Solution to Problem 3

The following figures shows the solution to Problem 2 when \(n_\text{guests} = 20\).

Note that, unlike the probability discussed in Problem 1, the conditioned average number of passes behaves like one would expect. That is, if the furthest guest from the starting point is served last (i.e. if guest 10 is served last), then we can expect the process to terminate in around 220 passes. This is substantially longer than when the last guest to be served is sitting next to the first served guest (e.g. when guest 1 is served last), when the process terminates in only 139 passes on average.

Average Number of Passes

The following figures respectively show the average number of passes and the process inefficiency for \(n_\text{guests} = 2,\ldots,20\).

Average number of passes Inefficiency

As mentioned above, it appears that that \(E[n_\text{passes}] = \frac{n_\text{guests} \cdot (n_\text{guests} - 1)}{2},\) and that inefficiency behaves like \(\text{Inefficiency}(n_\text{guests}) = \frac{n_\text{guests} - 2}{2}\cdot 100\%\).

Validating Analytical Results via Simulation

As mentioned in the introduction, I performed a simple stochastic simulation of cranberry passing to validate my theoretical calculations.
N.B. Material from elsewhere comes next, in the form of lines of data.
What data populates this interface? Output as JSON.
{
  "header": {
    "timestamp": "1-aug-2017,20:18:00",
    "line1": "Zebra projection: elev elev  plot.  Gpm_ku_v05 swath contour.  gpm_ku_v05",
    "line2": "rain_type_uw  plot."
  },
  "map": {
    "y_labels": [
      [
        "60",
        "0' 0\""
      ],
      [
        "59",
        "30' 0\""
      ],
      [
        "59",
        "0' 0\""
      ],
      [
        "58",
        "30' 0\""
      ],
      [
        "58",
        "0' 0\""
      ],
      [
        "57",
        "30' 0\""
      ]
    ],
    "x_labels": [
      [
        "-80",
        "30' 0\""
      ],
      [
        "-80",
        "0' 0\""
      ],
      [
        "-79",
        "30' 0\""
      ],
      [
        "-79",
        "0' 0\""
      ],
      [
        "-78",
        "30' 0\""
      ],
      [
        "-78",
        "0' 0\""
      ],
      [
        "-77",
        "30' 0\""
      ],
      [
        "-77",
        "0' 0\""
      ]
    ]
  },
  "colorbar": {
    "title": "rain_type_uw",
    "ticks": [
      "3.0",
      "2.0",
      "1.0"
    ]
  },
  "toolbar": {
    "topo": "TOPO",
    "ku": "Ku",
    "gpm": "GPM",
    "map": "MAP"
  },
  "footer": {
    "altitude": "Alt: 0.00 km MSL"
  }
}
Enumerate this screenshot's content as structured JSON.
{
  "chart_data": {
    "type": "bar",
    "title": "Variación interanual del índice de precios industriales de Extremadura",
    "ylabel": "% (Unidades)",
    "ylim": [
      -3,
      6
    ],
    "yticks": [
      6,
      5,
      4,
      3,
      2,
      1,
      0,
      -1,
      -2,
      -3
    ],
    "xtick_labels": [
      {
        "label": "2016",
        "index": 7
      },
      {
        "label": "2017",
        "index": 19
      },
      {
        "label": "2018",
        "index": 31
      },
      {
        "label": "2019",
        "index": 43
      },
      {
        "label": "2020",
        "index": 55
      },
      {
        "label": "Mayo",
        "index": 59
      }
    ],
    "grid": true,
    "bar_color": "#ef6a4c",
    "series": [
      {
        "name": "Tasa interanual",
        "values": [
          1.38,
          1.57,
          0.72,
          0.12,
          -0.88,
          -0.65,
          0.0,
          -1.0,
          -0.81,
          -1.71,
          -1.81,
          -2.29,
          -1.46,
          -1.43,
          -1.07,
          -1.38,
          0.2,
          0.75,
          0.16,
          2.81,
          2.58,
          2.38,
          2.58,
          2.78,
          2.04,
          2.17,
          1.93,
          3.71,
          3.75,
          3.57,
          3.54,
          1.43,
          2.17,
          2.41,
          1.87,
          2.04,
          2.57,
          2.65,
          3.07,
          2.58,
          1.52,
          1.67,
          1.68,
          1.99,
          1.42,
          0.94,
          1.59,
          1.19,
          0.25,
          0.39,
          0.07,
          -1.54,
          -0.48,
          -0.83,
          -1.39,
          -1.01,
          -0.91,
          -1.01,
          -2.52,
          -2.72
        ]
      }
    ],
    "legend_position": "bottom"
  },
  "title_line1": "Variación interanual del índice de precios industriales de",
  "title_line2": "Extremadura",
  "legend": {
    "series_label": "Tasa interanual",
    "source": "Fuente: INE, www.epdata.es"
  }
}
For this simulation, I directly simulated cranberry sauce passes until every guest had been served. Simulations were conducted for \(n_\text{guests}=2,\ldots,20\), and for each \(n_\text{guests}\) the process was simulated \(10^6\) times.

Since there was a high degree of accuracy for the simulated metrics of interest, I have only included aggregated error comparisons. The following figures compare the mean absolute percent error (MAPE) between the theoretical and simulation results for the probabilities (on the left) and for the simulated conditional means by number of guests (on the right).

The following figure compares the mean percent error between the simulated and theoretical mean number of passes.